Born in London in 1817, Buttersworth trained under his father, the established marine painter Thomas Buttersworth Jr., and developed a command of maritime subject matter early in his career. He married Ann Plowman in 1838, and in 1845 the couple emigrated to the United States, settling in Hoboken, New Jersey. Buttersworth later worked out of a modest studio in nearby Brooklyn, but he frequently worked from small boats on the water to study the scale and motion of ships firsthand—a practice that informed the authenticity of his compositions.

Buttersworth’s American debut came in 1850 at the American Art Union, where he sold five paintings at prices that ranged from $25 to $40. Around this time he attracted the attention of Nathaniel Currier of the Currier & Ives printmaking firm. Currier recognized Buttersworth’s ability to create dramatic scenes that were theatrical without sacrificing technical accuracy, especially in his depictions of large clipper ships. Currier & Ives reproduced many of Buttersworth’s works as lithographs, responding to a popular market for maritime images among shipowners, captains and shipbuilders who commonly commissioned portraits of their vessels.
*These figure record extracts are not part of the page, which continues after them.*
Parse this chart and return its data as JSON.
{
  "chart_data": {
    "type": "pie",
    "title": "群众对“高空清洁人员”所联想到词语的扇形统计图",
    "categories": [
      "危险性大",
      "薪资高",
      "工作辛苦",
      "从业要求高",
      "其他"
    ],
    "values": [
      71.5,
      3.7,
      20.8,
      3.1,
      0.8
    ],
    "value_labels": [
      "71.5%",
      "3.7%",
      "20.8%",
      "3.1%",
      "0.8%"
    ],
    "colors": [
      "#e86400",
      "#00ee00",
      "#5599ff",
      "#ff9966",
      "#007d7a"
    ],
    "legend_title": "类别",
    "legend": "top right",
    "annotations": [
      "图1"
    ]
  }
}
Over the course of his career, Buttersworth remained devoted to capturing motion: the roll of a ship, the tension of rigging, the sweep of sails and the changing atmosphere around vessels at sea. In later years he increasingly painted steamships and documented America’s Cup races, reflecting both technological change and growing public fascination with competitive yachting. Estimates place his lifetime output at more than 1,500 canvases, a testament to both his productivity and the steady demand for his work among collectors and maritime patrons.

Buttersworth died in Hoboken in 1894. Today his paintings are valued not only for their aesthetic qualities but also for the reliable detail they offer historians and enthusiasts of 19th-century seafaring. Works like “Ships Stranding” serve as vivid visual records of how crews fought for survival and salvage, how coastal conditions could turn hazardous, and how artists translated those ephemeral moments into lasting images. Critics and collectors continue to praise his combination of dramatic composition and technical fidelity, recognizing in his canvases a rare ability to convey the sea’s grandeur while preserving the small but telling actions of sailors facing danger.